Liputan6.com, Jakarta - PT Indonesia Asahan Alumunium menerbitkan obligasi global (global bond) senilai USD 4 miliar untuk menggenapi kepemilikan saham PT Freeport Indonesia (PTFI) menjadi 51 persen lewat modal dana sebesar USD 3,85 miliar.

Obligasi global itu terdiri dari empat masa jatuh tempo (tenor) dengan tingkat kupon rata-rata sebesar 5,991 persen. Pertama, yakni tenor 3 tahun sebesar USD 1,1 miliar dengan kupon 5,23 persen.

Kedua, tenor 5 tahun sebesar USD 1,25 miliar dengan kupon 5,71 persen. Lalu tenor 10 tahun sebesar USD 1 miliar dengan kupon 6,53 persen, serta tenor 30 tahun senilai USD 750 juta dengan kupon 6,757 persen.

Guru Besar Fakultas Ekonomi dan Bisnis Universitas Indonesia (UI) Rhenald Kasali menilai, penerbitan global bond merupakan upaya yang berisiko, namun masih lebih aman dibanding memakai dana pinjaman atau Anggaran Pendapatan dan Belanja Negara (APBN).

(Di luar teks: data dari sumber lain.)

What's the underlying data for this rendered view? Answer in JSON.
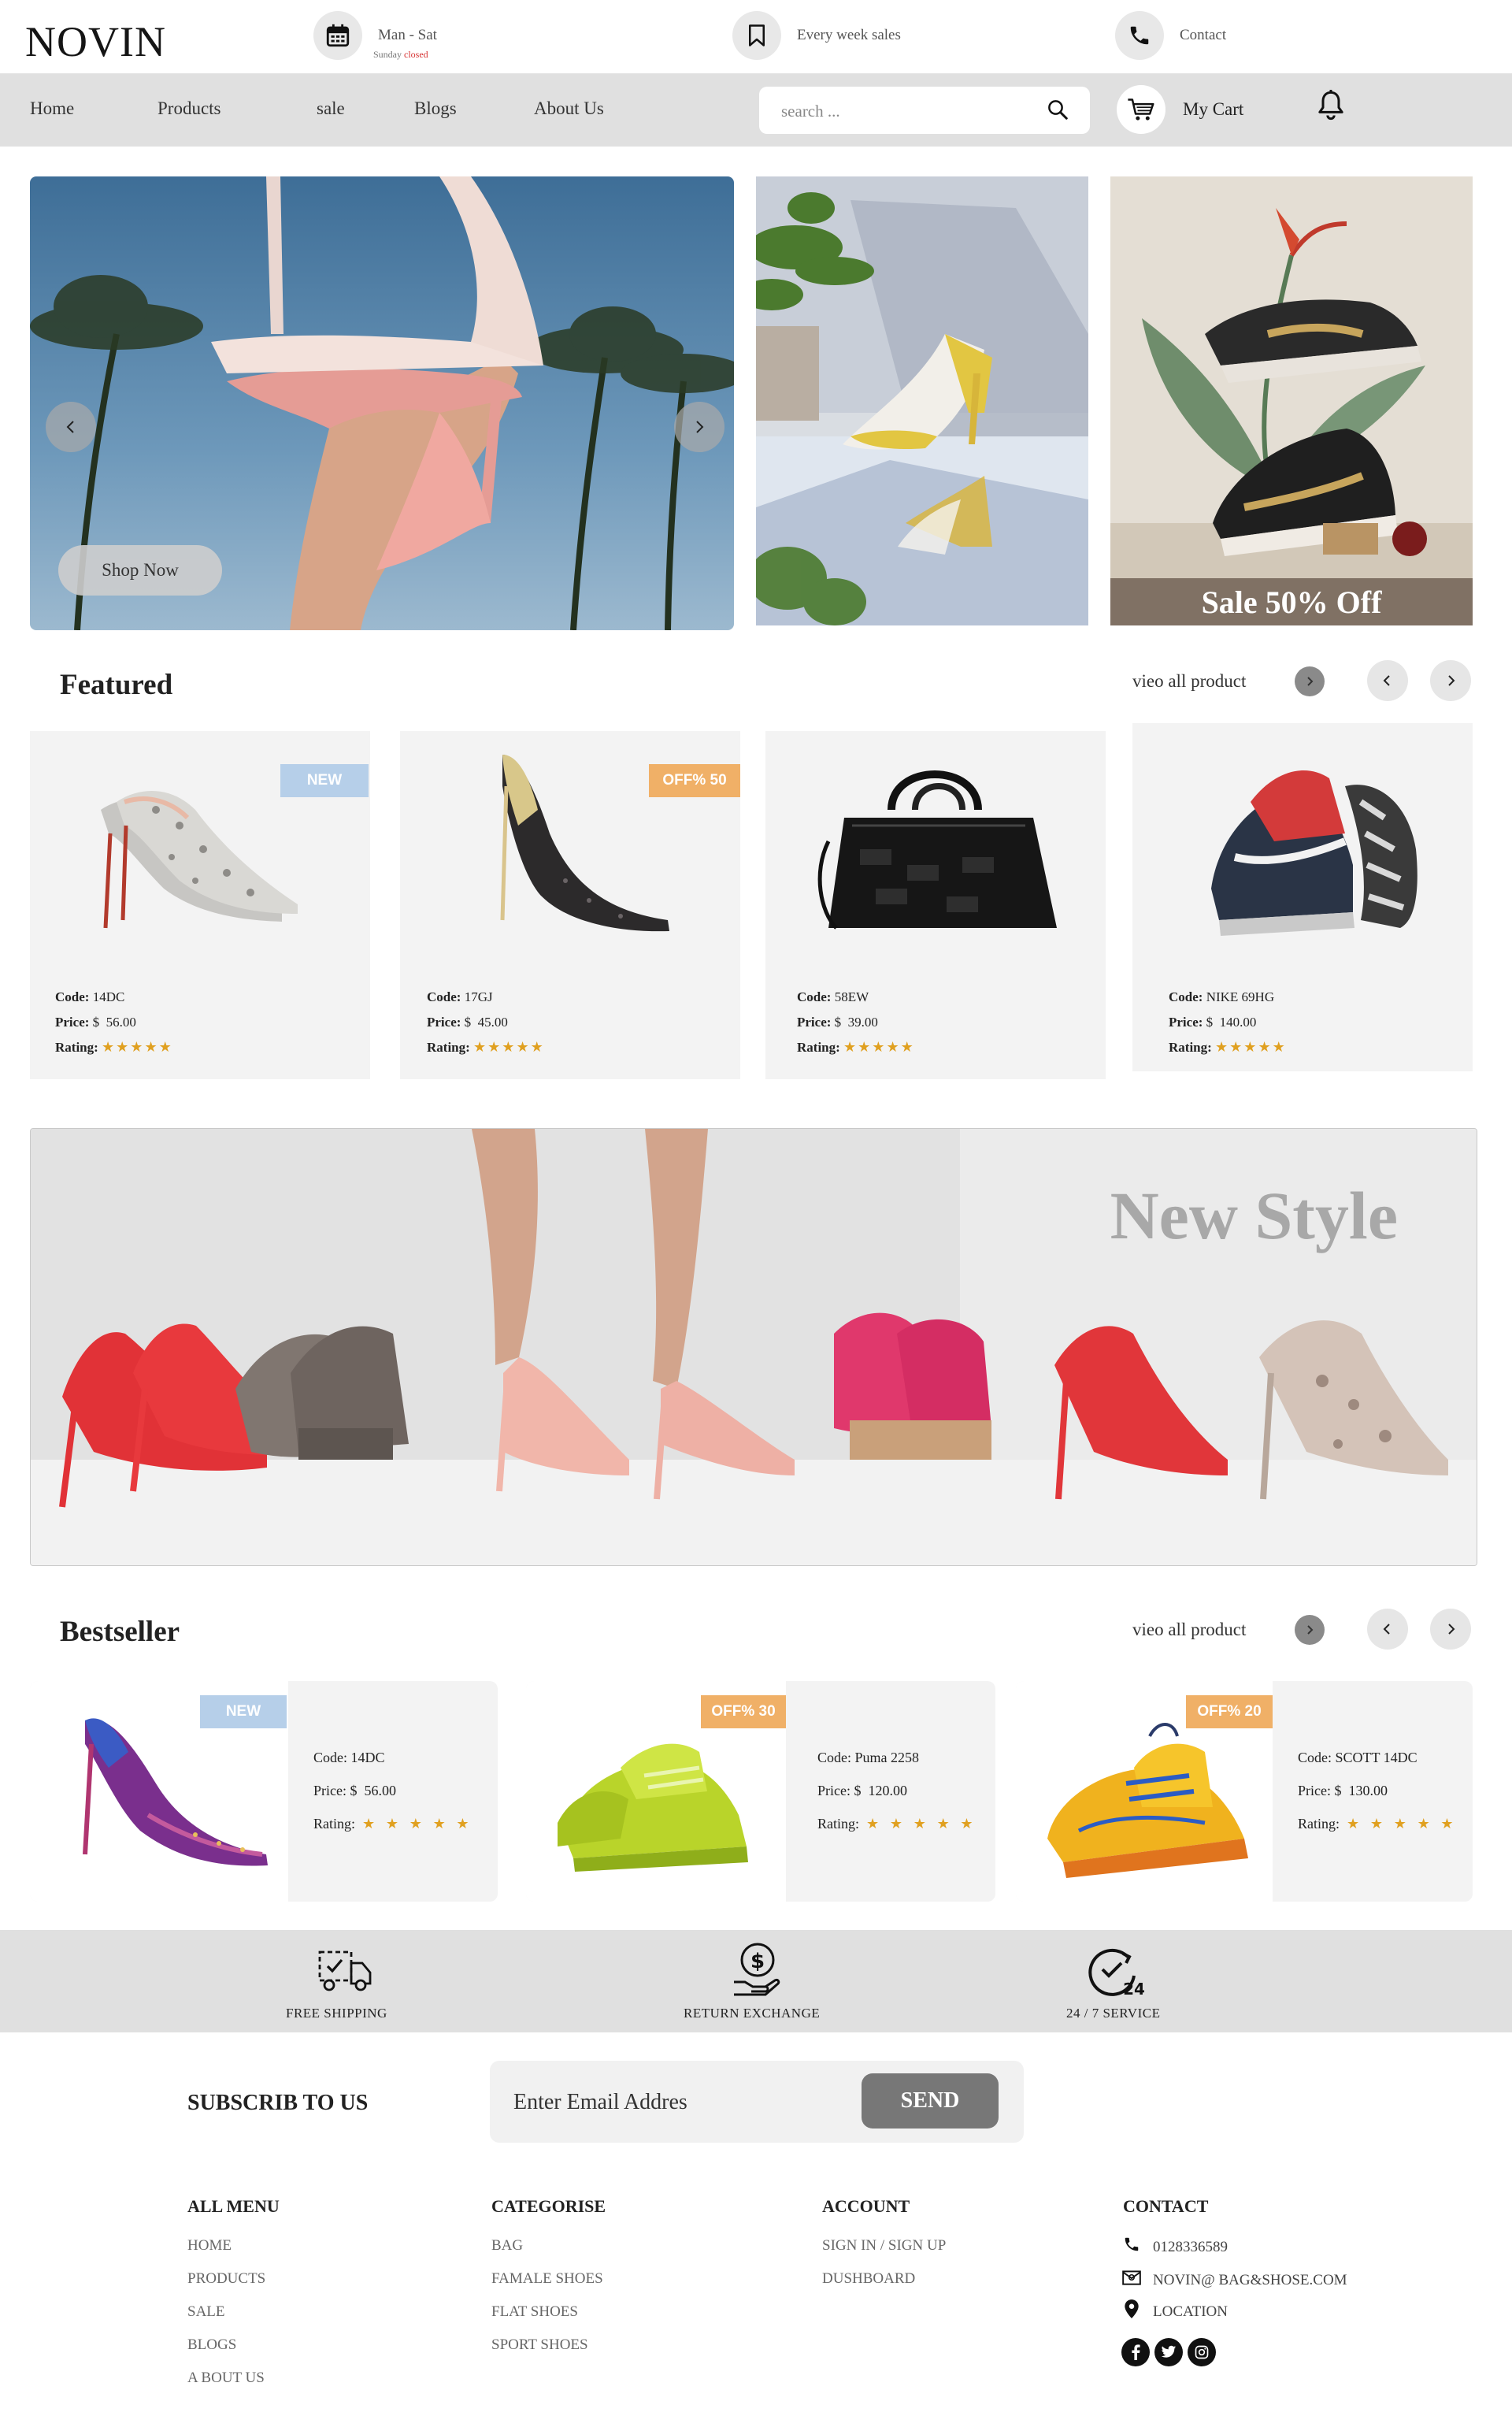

"Namanya juga bisnis, mana ada bisnis atau pembiayaan yang tak berisiko. Lebih berisiko lagi kalau belinya pakai loan, atau APBN, karena rupiah akan langsung tertekan. Ini kan kita berada di tengah-tengah era trade war," ungkap dia lewat keterangan tertulis, Senin (24/12/2018).

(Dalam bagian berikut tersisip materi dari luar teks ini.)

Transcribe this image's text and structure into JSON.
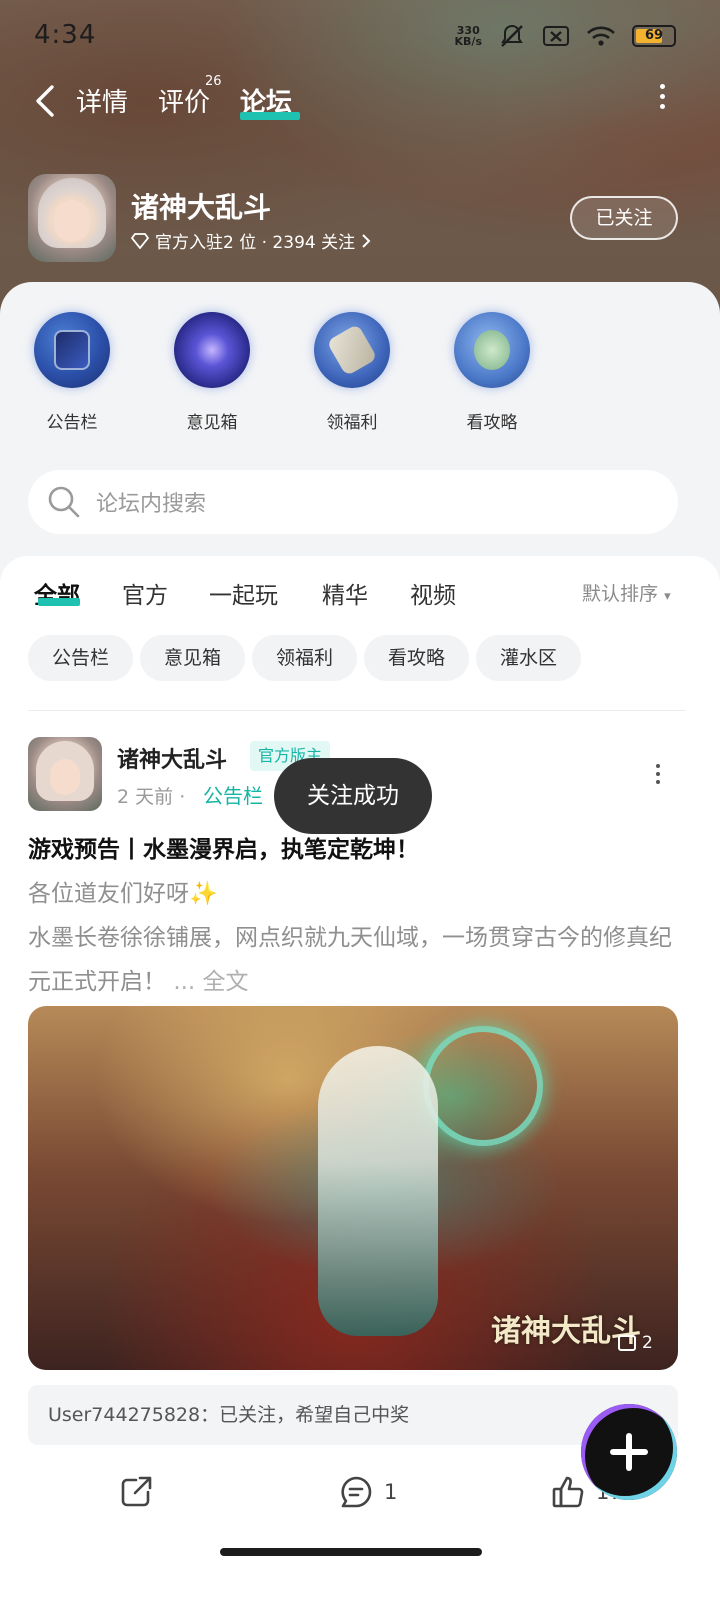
{
  "status_bar": {
    "time": "4:34",
    "network_speed_value": "330",
    "network_speed_unit": "KB/s",
    "battery": "69"
  },
  "top_nav": {
    "tabs": [
      {
        "label": "详情"
      },
      {
        "label": "评价",
        "count": "26"
      },
      {
        "label": "论坛"
      }
    ],
    "active_tab": "论坛"
  },
  "game": {
    "title": "诸神大乱斗",
    "meta": "官方入驻2 位 · 2394 关注",
    "follow_label": "已关注"
  },
  "categories": [
    {
      "label": "公告栏",
      "icon": "bulletin-scroll-icon"
    },
    {
      "label": "意见箱",
      "icon": "galaxy-icon"
    },
    {
      "label": "领福利",
      "icon": "gift-scroll-icon"
    },
    {
      "label": "看攻略",
      "icon": "cabbage-icon"
    }
  ],
  "search": {
    "placeholder": "论坛内搜索"
  },
  "feed_tabs": [
    {
      "label": "全部"
    },
    {
      "label": "官方"
    },
    {
      "label": "一起玩"
    },
    {
      "label": "精华"
    },
    {
      "label": "视频"
    }
  ],
  "sort_label": "默认排序",
  "chips": [
    "公告栏",
    "意见箱",
    "领福利",
    "看攻略",
    "灌水区"
  ],
  "post": {
    "author": "诸神大乱斗",
    "badge": "官方版主",
    "time": "2 天前",
    "separator": "·",
    "section": "公告栏",
    "title": "游戏预告丨水墨漫界启，执笔定乾坤！",
    "body_line1": "各位道友们好呀✨",
    "body_line2": "水墨长卷徐徐铺展，网点织就九天仙域，一场贯穿古今的修真纪元正式开启！",
    "more": "... 全文",
    "image_watermark": "诸神大乱斗",
    "image_count": "2",
    "comment_preview": "User744275828：已关注，希望自己中奖",
    "comments": "1",
    "likes": "17"
  },
  "toast": "关注成功",
  "colors": {
    "accent": "#1fc1b0",
    "toast_bg": "#333333"
  }
}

"Begitu pinjam pakai loan, maka tahun depan sudah langsung harus bayar interest besar-besaran dan pokok pinjamannya sekaligus. Beda dengan bond, pokok-nya dibayar di belakang. Artinya kita bisa menabung, dapat bunga pula," tambahnya.

Lebih lanjut, dia menyebutkan, pendapatan EBITDA Freeport dalam setahun yakni sebesar USD 4 miliar, dengan net profit USD 2 miliar. Sehingga, sambungnya, jika negara membeli saham perseroan dalam skema divestasi ini senilai USD 4 miliar, maka dalam 4 tahun global bond sudah bisa dibayar dari dividennya saja.

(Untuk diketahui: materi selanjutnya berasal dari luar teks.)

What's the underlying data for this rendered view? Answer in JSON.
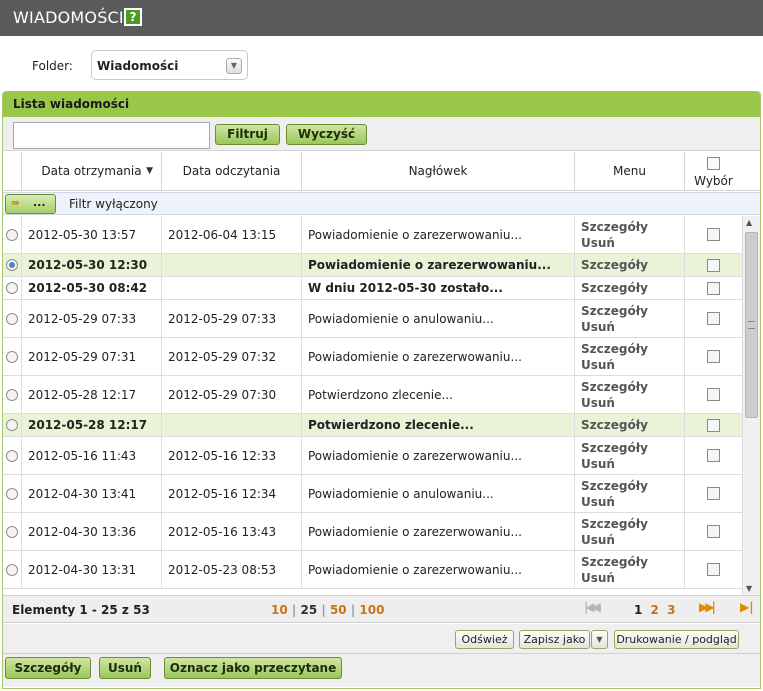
{
  "header": {
    "title": "WIADOMOŚCI",
    "help_icon": "help-icon",
    "help_label": "?"
  },
  "folder": {
    "label": "Folder:",
    "value": "Wiadomości"
  },
  "panel": {
    "title": "Lista wiadomości"
  },
  "toolbar": {
    "search_value": "",
    "filter_label": "Filtruj",
    "clear_label": "Wyczyść"
  },
  "columns": {
    "received": "Data otrzymania",
    "read": "Data odczytania",
    "subject": "Nagłówek",
    "menu": "Menu",
    "select": "Wybór"
  },
  "filter": {
    "button_label": "...",
    "icon": "arrows-icon",
    "icon_glyph": "⇛",
    "status": "Filtr wyłączony"
  },
  "rows": [
    {
      "received": "2012-05-30 13:57",
      "read": "2012-06-04 13:15",
      "subject": "Powiadomienie o zarezerwowaniu...",
      "details": "Szczegóły",
      "delete": "Usuń"
    },
    {
      "received": "2012-05-30 12:30",
      "read": "",
      "subject": "Powiadomienie o zarezerwowaniu...",
      "details": "Szczegóły",
      "delete": ""
    },
    {
      "received": "2012-05-30 08:42",
      "read": "",
      "subject": "W dniu 2012-05-30 zostało...",
      "details": "Szczegóły",
      "delete": ""
    },
    {
      "received": "2012-05-29 07:33",
      "read": "2012-05-29 07:33",
      "subject": "Powiadomienie o anulowaniu...",
      "details": "Szczegóły",
      "delete": "Usuń"
    },
    {
      "received": "2012-05-29 07:31",
      "read": "2012-05-29 07:32",
      "subject": "Powiadomienie o zarezerwowaniu...",
      "details": "Szczegóły",
      "delete": "Usuń"
    },
    {
      "received": "2012-05-28 12:17",
      "read": "2012-05-29 07:30",
      "subject": "Potwierdzono zlecenie...",
      "details": "Szczegóły",
      "delete": "Usuń"
    },
    {
      "received": "2012-05-28 12:17",
      "read": "",
      "subject": "Potwierdzono zlecenie...",
      "details": "Szczegóły",
      "delete": ""
    },
    {
      "received": "2012-05-16 11:43",
      "read": "2012-05-16 12:33",
      "subject": "Powiadomienie o zarezerwowaniu...",
      "details": "Szczegóły",
      "delete": "Usuń"
    },
    {
      "received": "2012-04-30 13:41",
      "read": "2012-05-16 12:34",
      "subject": "Powiadomienie o anulowaniu...",
      "details": "Szczegóły",
      "delete": "Usuń"
    },
    {
      "received": "2012-04-30 13:36",
      "read": "2012-05-16 13:43",
      "subject": "Powiadomienie o zarezerwowaniu...",
      "details": "Szczegóły",
      "delete": "Usuń"
    },
    {
      "received": "2012-04-30 13:31",
      "read": "2012-05-23 08:53",
      "subject": "Powiadomienie o zarezerwowaniu...",
      "details": "Szczegóły",
      "delete": "Usuń"
    }
  ],
  "pager": {
    "count_text": "Elementy 1 - 25 z 53",
    "page_sizes": [
      "10",
      "25",
      "50",
      "100"
    ],
    "page_size_separator": "|",
    "pages": [
      "1",
      "2",
      "3"
    ],
    "first_icon": "first-page-icon",
    "next_icon": "next-page-icon",
    "last_icon": "last-page-icon"
  },
  "actions": {
    "refresh": "Odśwież",
    "save_as": "Zapisz jako",
    "print": "Drukowanie / podgląd"
  },
  "bottom": {
    "details": "Szczegóły",
    "delete": "Usuń",
    "mark_read": "Oznacz jako przeczytane"
  },
  "colors": {
    "accent_green": "#9ac64a",
    "header_dark": "#5b5b5b",
    "highlight_row": "#e8f3d8",
    "link_orange": "#c8731a"
  }
}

"Lalu kita akan dapat PBB (Pajak Bumi dan Bangunan) yang dulu tak pernah dibayar Freeport, dapat bea keluar, dapat smelter yang dulu tak di-enforce di era almarhum IB Sudjana (mantan Menteri ESDM) dan penerusnya. Mereka semuanya serba kompromi dan menguntungkan Freeport Indonesia," keluhnya.

2 dari 2 halaman

Sejajar dengan Freeport

Tambang PT Freeport Indonesia di Papua. Foto: Liputan6.com/Ilyas Istianur P

Saat ini, dia mengatakan, negara boleh berbangga hati lantaran punya kedudukan yang setara dengan Freeport. "Kini Freeport lebih kooperatif karena mereka mendapat lawan yang seimbang. Indonesia harus percaya diri, harus bangga dengan equal position ini," tegasnya.

Namun begitu, ia mengingatkan, produksi tambang PTFI pada tahun depan akan drop, lantaran adanya fase peralihan selama 1-2 tahun menuju pengembangan tambang bawah tanah yang baru mendapat Izin Usaha Pertambangan Khusus (IUPK).

"So, dalam masa transisi pasti labanya akan turun dulu sementara. Itu sebabnya perlu bond dengan tenor yang panjang. Untuk apa? Untuk kurangi risiko," imbuh dia.